Dittos & Worksheets & Packets, Oh my!!

So, your school department actually has a manual for you and it’s full of printables… They were designed by educators and statisticians… and people that must know more about teaching this content than you do… so why aren’t you students engaged? Well, I am writing this post to make sure you don’t “throw out the baby with the bath water!” Before you throw away every workbook and ditto in your classroom… let’s put our heads together.

You are right, experts did design these materials, so there’s probably something that works in here…

 Don’t reinvent the wheel- Re-purpose it instead!
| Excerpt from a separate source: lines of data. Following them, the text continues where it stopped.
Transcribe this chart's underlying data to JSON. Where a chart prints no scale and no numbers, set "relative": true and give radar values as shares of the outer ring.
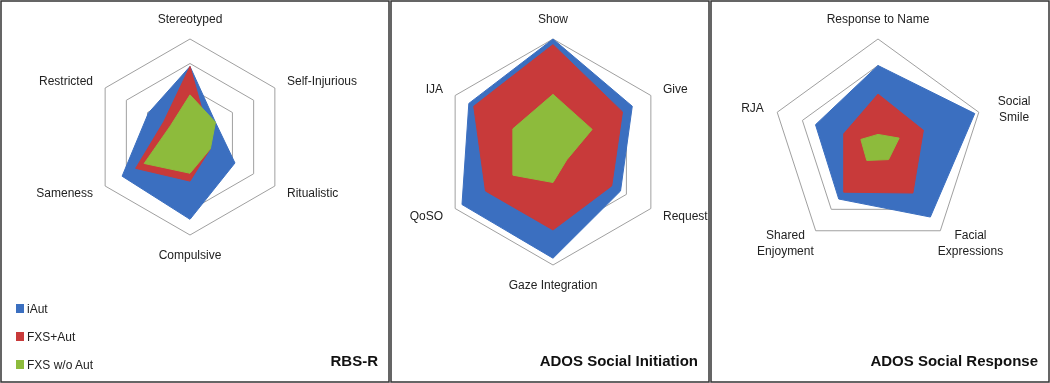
{
  "chart_data": [
    {
      "type": "radar",
      "title": "RBS-R",
      "relative": true,
      "grid": true,
      "legend": "bottom left",
      "categories": [
        "Stereotyped",
        "Self-Injurious",
        "Ritualistic",
        "Compulsive",
        "Sameness",
        "Restricted"
      ],
      "series": [
        {
          "name": "iAut",
          "color": "#3b6fc0",
          "values": [
            0.72,
            0.3,
            0.53,
            0.84,
            0.8,
            0.49
          ]
        },
        {
          "name": "FXS+Aut",
          "color": "#c83a3a",
          "values": [
            0.72,
            0.2,
            0.24,
            0.45,
            0.64,
            0.31
          ]
        },
        {
          "name": "FXS w/o Aut",
          "color": "#8dbb3c",
          "values": [
            0.43,
            0.3,
            0.24,
            0.37,
            0.54,
            0.23
          ]
        }
      ]
    },
    {
      "type": "radar",
      "title": "ADOS Social Initiation",
      "relative": true,
      "grid": true,
      "categories": [
        "Show",
        "Give",
        "Request",
        "Gaze Integration",
        "QoSO",
        "IJA"
      ],
      "series": [
        {
          "color": "#3b6fc0",
          "values": [
            1.0,
            0.81,
            0.69,
            0.94,
            0.93,
            0.86
          ]
        },
        {
          "color": "#c83a3a",
          "values": [
            0.95,
            0.71,
            0.6,
            0.69,
            0.69,
            0.81
          ]
        },
        {
          "color": "#8dbb3c",
          "values": [
            0.51,
            0.4,
            0.14,
            0.27,
            0.41,
            0.41
          ]
        }
      ]
    },
    {
      "type": "radar",
      "title": "ADOS Social Response",
      "relative": true,
      "grid": true,
      "categories": [
        "Response to Name",
        "Social Smile",
        "Facial Expressions",
        "Shared Enjoyment",
        "RJA"
      ],
      "series": [
        {
          "color": "#3b6fc0",
          "values": [
            0.75,
            0.96,
            0.84,
            0.63,
            0.62
          ]
        },
        {
          "color": "#c83a3a",
          "values": [
            0.48,
            0.45,
            0.56,
            0.55,
            0.34
          ]
        },
        {
          "color": "#8dbb3c",
          "values": [
            0.1,
            0.21,
            0.17,
            0.18,
            0.17
          ]
        }
      ]
    }
  ]
}
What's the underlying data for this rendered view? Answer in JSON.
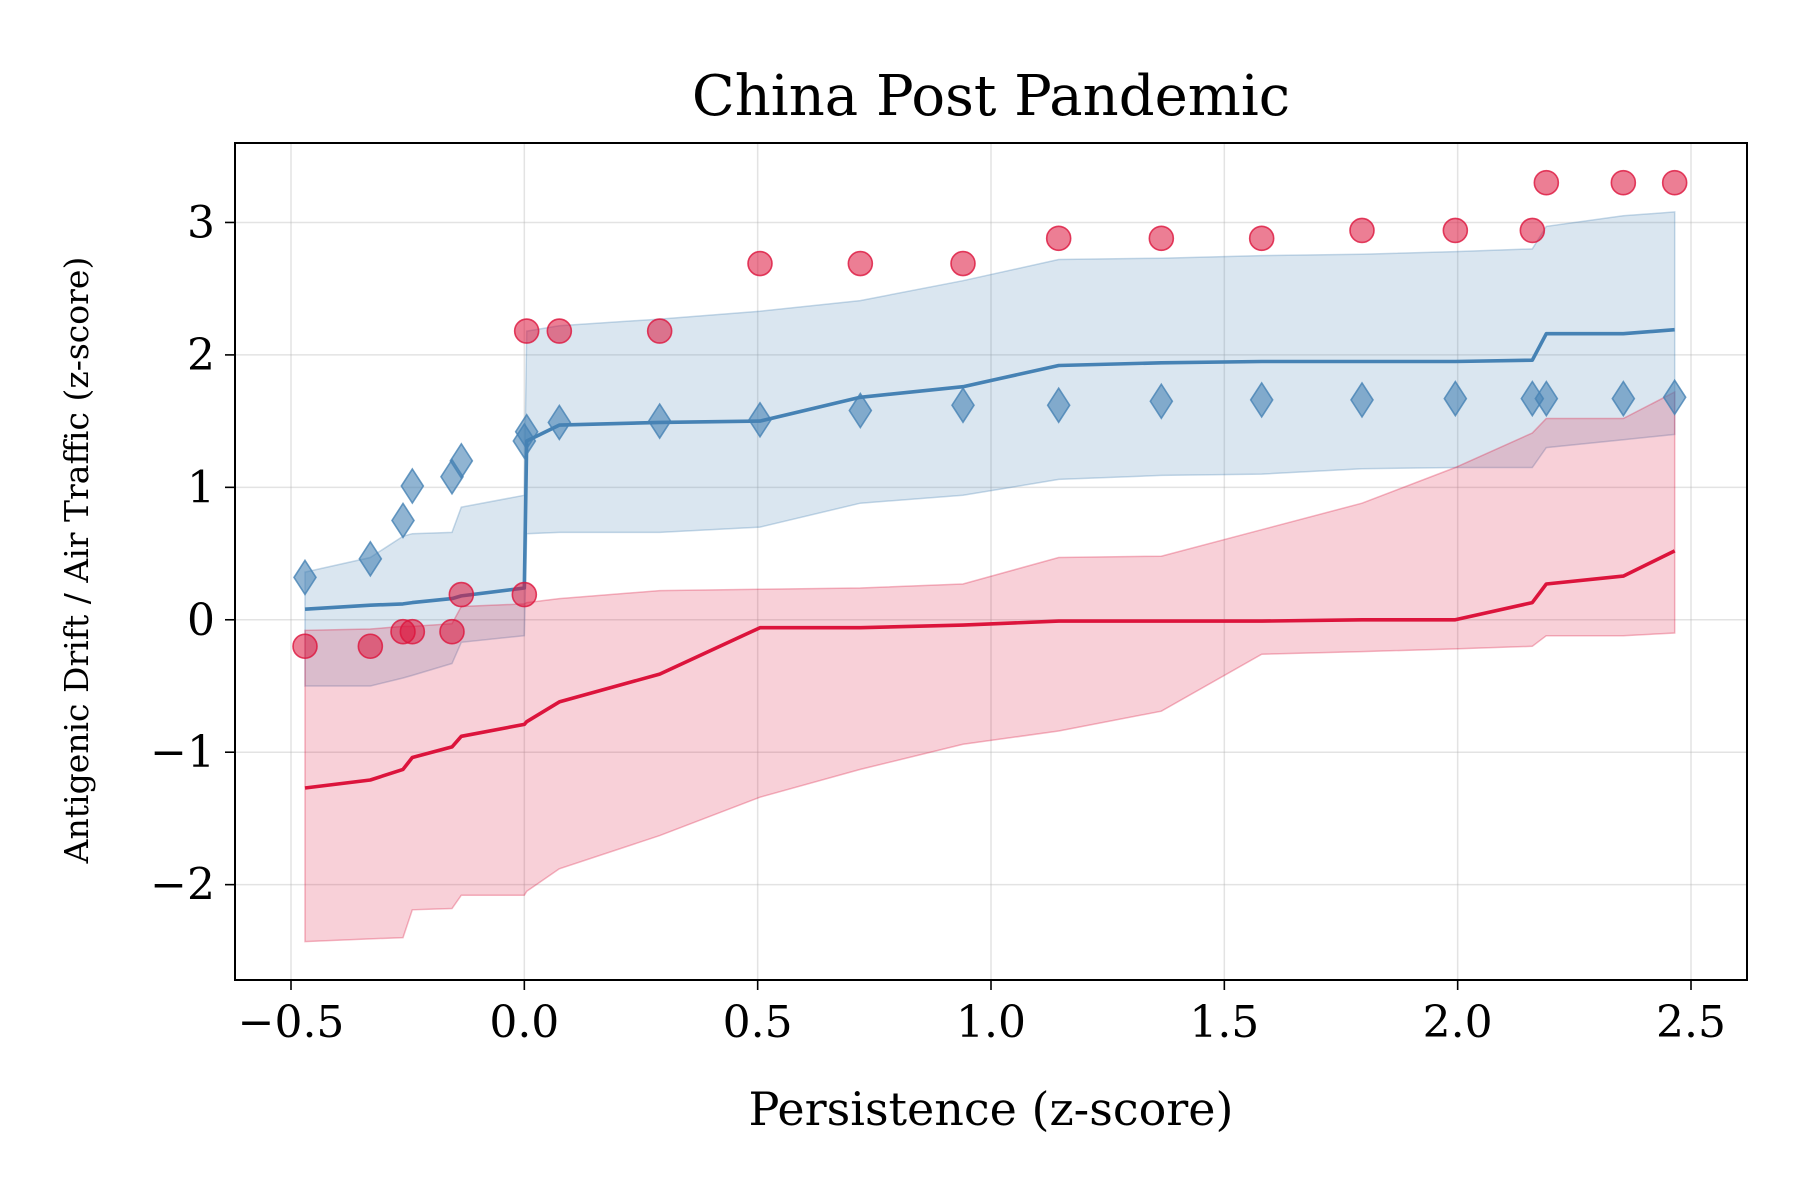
{
  "chart_data": {
    "type": "line",
    "title": "China Post Pandemic",
    "xlabel": "Persistence (z-score)",
    "ylabel": "Antigenic Drift / Air Traffic (z-score)",
    "xlim": [
      -0.62,
      2.62
    ],
    "ylim": [
      -2.72,
      3.6
    ],
    "xticks": [
      -0.5,
      0.0,
      0.5,
      1.0,
      1.5,
      2.0,
      2.5
    ],
    "xtick_labels": [
      "−0.5",
      "0.0",
      "0.5",
      "1.0",
      "1.5",
      "2.0",
      "2.5"
    ],
    "yticks": [
      -2,
      -1,
      0,
      1,
      2,
      3
    ],
    "ytick_labels": [
      "−2",
      "−1",
      "0",
      "1",
      "2",
      "3"
    ],
    "grid": true,
    "series": [
      {
        "color": "#4682b4",
        "marker": "diamond",
        "x": [
          -0.47,
          -0.33,
          -0.26,
          -0.24,
          -0.155,
          -0.135,
          0.0,
          0.005,
          0.075,
          0.29,
          0.505,
          0.72,
          0.94,
          1.145,
          1.365,
          1.58,
          1.795,
          1.995,
          2.16,
          2.19,
          2.355,
          2.465
        ],
        "points": [
          0.32,
          0.46,
          0.75,
          1.01,
          1.08,
          1.2,
          1.35,
          1.42,
          1.49,
          1.5,
          1.51,
          1.58,
          1.62,
          1.62,
          1.65,
          1.66,
          1.66,
          1.67,
          1.67,
          1.67,
          1.67,
          1.68
        ],
        "line": [
          0.08,
          0.11,
          0.12,
          0.13,
          0.16,
          0.18,
          0.24,
          1.35,
          1.47,
          1.49,
          1.5,
          1.68,
          1.76,
          1.92,
          1.94,
          1.95,
          1.95,
          1.95,
          1.96,
          2.16,
          2.16,
          2.19
        ],
        "band_upper": [
          0.36,
          0.47,
          0.63,
          0.65,
          0.66,
          0.85,
          0.94,
          2.18,
          2.22,
          2.27,
          2.33,
          2.41,
          2.56,
          2.72,
          2.73,
          2.75,
          2.76,
          2.78,
          2.8,
          2.97,
          3.05,
          3.08
        ],
        "band_lower": [
          -0.5,
          -0.5,
          -0.44,
          -0.42,
          -0.33,
          -0.17,
          -0.12,
          0.65,
          0.66,
          0.66,
          0.7,
          0.88,
          0.94,
          1.06,
          1.09,
          1.1,
          1.14,
          1.15,
          1.15,
          1.3,
          1.36,
          1.4
        ]
      },
      {
        "color": "#dc143c",
        "marker": "circle",
        "x": [
          -0.47,
          -0.33,
          -0.26,
          -0.24,
          -0.155,
          -0.135,
          0.0,
          0.005,
          0.075,
          0.29,
          0.505,
          0.72,
          0.94,
          1.145,
          1.365,
          1.58,
          1.795,
          1.995,
          2.16,
          2.19,
          2.355,
          2.465
        ],
        "points": [
          -0.2,
          -0.2,
          -0.09,
          -0.09,
          -0.09,
          0.19,
          0.19,
          2.18,
          2.18,
          2.18,
          2.69,
          2.69,
          2.69,
          2.88,
          2.88,
          2.88,
          2.94,
          2.94,
          2.94,
          3.3,
          3.3,
          3.3
        ],
        "line": [
          -1.27,
          -1.21,
          -1.13,
          -1.04,
          -0.96,
          -0.88,
          -0.79,
          -0.77,
          -0.62,
          -0.41,
          -0.06,
          -0.06,
          -0.04,
          -0.01,
          -0.01,
          -0.01,
          0.0,
          0.0,
          0.13,
          0.27,
          0.33,
          0.52
        ],
        "band_upper": [
          -0.08,
          -0.07,
          -0.05,
          -0.05,
          -0.03,
          0.1,
          0.12,
          0.13,
          0.16,
          0.22,
          0.23,
          0.24,
          0.27,
          0.47,
          0.48,
          0.68,
          0.88,
          1.15,
          1.41,
          1.52,
          1.52,
          1.72
        ],
        "band_lower": [
          -2.43,
          -2.41,
          -2.4,
          -2.19,
          -2.18,
          -2.08,
          -2.08,
          -2.05,
          -1.88,
          -1.63,
          -1.34,
          -1.13,
          -0.94,
          -0.84,
          -0.69,
          -0.26,
          -0.24,
          -0.22,
          -0.2,
          -0.12,
          -0.12,
          -0.1
        ]
      }
    ]
  }
}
Here’s a template for a cube (as well as other amazing ideas- amazing wiki). Why not put the best questions from your packet on the 6 sides of the cube and let students roll and discuss in pairs? Your goal (with the packet) was for students to think about the questions, right? Imagine all the ideas they’ll get from their partner when rolling the cube??!! Two heads are always better than one.
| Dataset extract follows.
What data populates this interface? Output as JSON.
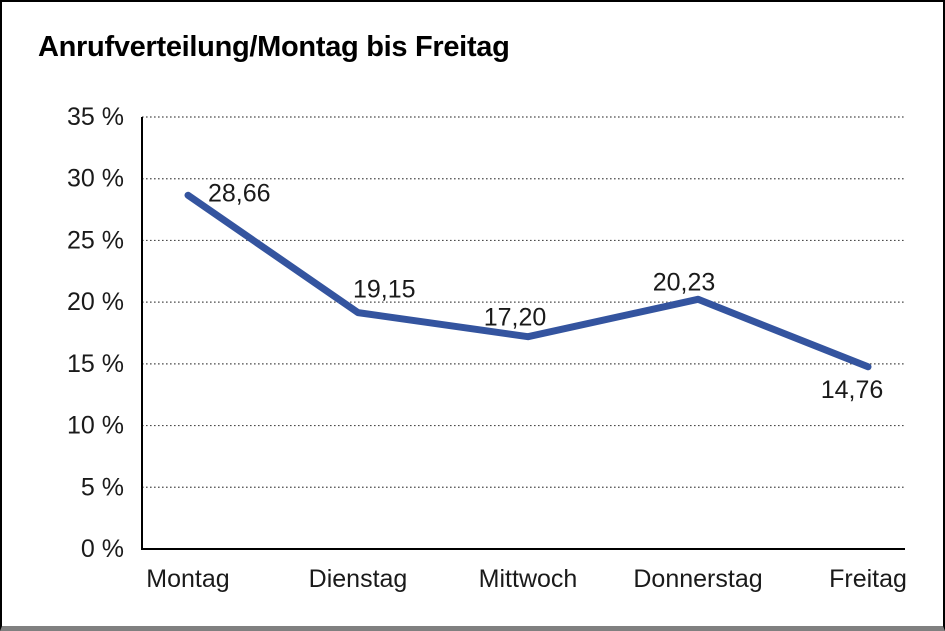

You could listen in on student conversations and assess their Speaking & Listening Skills or their content knowledge. Another idea is to assess student learning with an exit slip at the end of class. When you encourage students to have conversations, arm them with sentence stems and accountable talk to make it as productive as possible.

What will you re-purpose this week? Let us know in the comments & you may inspire someone else to take a similar risk!


PS… I’m looking to give away a TpT gift certificate to a lucky blog commenter this week! Spread the word- bring a friend!

Author: Alicia

I am convinced that the best way to improve educational outcomes for students is to support and empower teachers. I have been a teacher in Rhode Island for eleven years and am returning to my classroom after two years on full-release, supporting beginning teachers. This work is amazing and my learning never stops! I have learned so much about schools, learning, teaching and the power of collaboration.

One thought on “Dittos & Worksheets & Packets, Oh my!!”

  1. Thanks for sharing all of these great resources, Alicia! I recently had the opportunity to see a first grade teacher facilitate an accountable talk discussion during guided reading. You heard me right…facilitate the discussion, not lead it! I heard students say things like, “So what you’re saying is….but can you tell me a little bit more about? Can you please find the evidence in the text to support that?” I was nearly jumping out of my seat! And now you ask, how did he get to this point with his students?? Lots of modeling and lots of sentence stems to scaffold students’ discussion techniques. He also challenged (and engaged) his students by creating a teacher vs. students chart and every time he used an accountable talk stem, he earned a point for keeping the conversation going and every time students used a stem and/or kept the conversation flowing, they earned a point. Genius, right???? It was pretty amazing!!! Who says first graders can’t engage in meaningful discussions????? Not me…that’s for sure!!!!